4 de enero de 2016
NY rabbi: ‘Not even 1 million’ Jews killed in Holocaust
'At least five million of the six million were total goyim,' ultra-Orthodox rabbi declares
December 31, 2015, 12:17 pm 193
A controversial ultra-Orthodox rabbi based in New York has said that fewer that one million Jews were killed in the Holocaust, claiming most of those counted among the usually cited figure of six million were not Jewish according to rabbinical law.
In a video posted online, Rabbi Yosef Mizrachi can be seen saying that high assimilation rates in pre-war Europe and broad Nazi definitions have exaggerated the numbers of Jews recorded as killed by the Nazis during the Holocaust. At least five million of the six million were “total goyim,” Mizrachi told the crowd, adopting a Hebrew word for non-Jews that many consider pejorative.
“The truth, I am telling you, is that not even one million Jews were murdered,” Mizrachi said, trashing accepted historical accounts. “A lot of non-Jews were meshed into the count, but in truth, how many Jews really were killed?”
Originally from Israel, Mizrachi moved to the United States in his twenties and received rabbinic ordination there. In the past decade he has been teaching at the Ohr Yeshiva in Monsey, New York, and producing kiruv or Jewish outreach, videos.
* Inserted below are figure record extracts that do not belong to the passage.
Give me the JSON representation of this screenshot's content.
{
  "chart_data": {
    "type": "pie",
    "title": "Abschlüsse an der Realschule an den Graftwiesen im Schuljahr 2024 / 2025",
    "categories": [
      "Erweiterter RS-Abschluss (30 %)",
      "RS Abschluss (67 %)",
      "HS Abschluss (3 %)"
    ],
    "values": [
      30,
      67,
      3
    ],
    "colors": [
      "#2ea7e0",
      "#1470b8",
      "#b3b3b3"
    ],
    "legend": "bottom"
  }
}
According to his website, DivineInformation.com, Mizrachi “has spoken in over 5,000 lectures worldwide as well participated in many weekend seminars, radio shows and other Hebrew and English events in which he enriched the knowledge and awareness of Judaism among thousands of Jews who once were lacking Jewish awareness whatsoever.”
In the video, one of thousands on his YouTube page — which has amassed over a million views — Mizrachi says it is “very simple” to explain his estimates for the actual number of Jewish victims in the Holocaust.
“If you look at the percent of assimilation that there was in Europe, which already reached 80 percent, it’s reasonable to assume that 80 percent of the 6 million were not-Jews,” Mizrachi said.
“If your grandfather from your father’s side was Jewish, and the rest were non-Jews, [you went] to the gas chambers. They also put in the wives of Jews that were entirely non Jewish. If she hid him, or they were hidden by non-Jews, if they caught them, they killed them also,” he said in an apparent reference to the Nazis’ definition of Jewishness, which sufficed with a single Jewish grandparent.
While historians differ on the exact number of Jews killed at the hands of the Nazis, the most commonly cited figure for the total number has been six million with near-universal agreement among Holocaust scholars. According to British historian Martin Gilbert, the total number of victims is just under six million—around 78% of the 7.3 million Jews in Nazi-occupied Europe at the time.
Efraim Zuroff, director of the Simon Wiesenthal Center’s Israel office and a Holocaust historian and Nazi hunter, said there was “absolutely no basis” to Mizrachi’s comments.
There is “no historical truth” to the claims made in the video, both regarding the number of Jews killed and the Nazi definitions of who is considered Jewish, Zuroff told The Times of Israel Thursday.
“The most populous Jewish communities were in Eastern Europe, and there, intermarriage wasn’t even an issue. Yes, there was some intermarriage in Germany and other places but it is a tiny percentage,” he said.
Regarding the claim that many of those included in the tally were not Jewish according to halachic law, Zurroff said: “Half-Jews, as the Nazis called them, were only persecuted as Jews if they were connected to the Jewish community. He doesn’t know what he is talking about.”
Zurroff, who has played a key role in bringing indicted Nazi and fascist war criminals to justice, said the use of false facts served a sinister goal.
“He is doing two despicable things: He’s warning Jews that lack of observance could cause another Holocaust. He is also mocking Jews who are not religious,” he said.
No stranger to controversy, Mizrachi has faced criticism before over comments relating to the Holocaust.
In a lecture posted in 2013 titled “Why Did The Holocaust Happen? Torah Codes, Having Faith in God No Matter What,” Mizrachi suggested the behavior of non-religious Jews as a cause for Nazi atrocities and warned that slack observance could bring about “further tragedy.”
Conversely, he said, in Arab countries, where he claims Jews were largely religious, there had been “no Hitler, no Holocaust.”
In other videos he claimed that Down’s Syndrome and autism are “punishments for sins committed in a previous life.”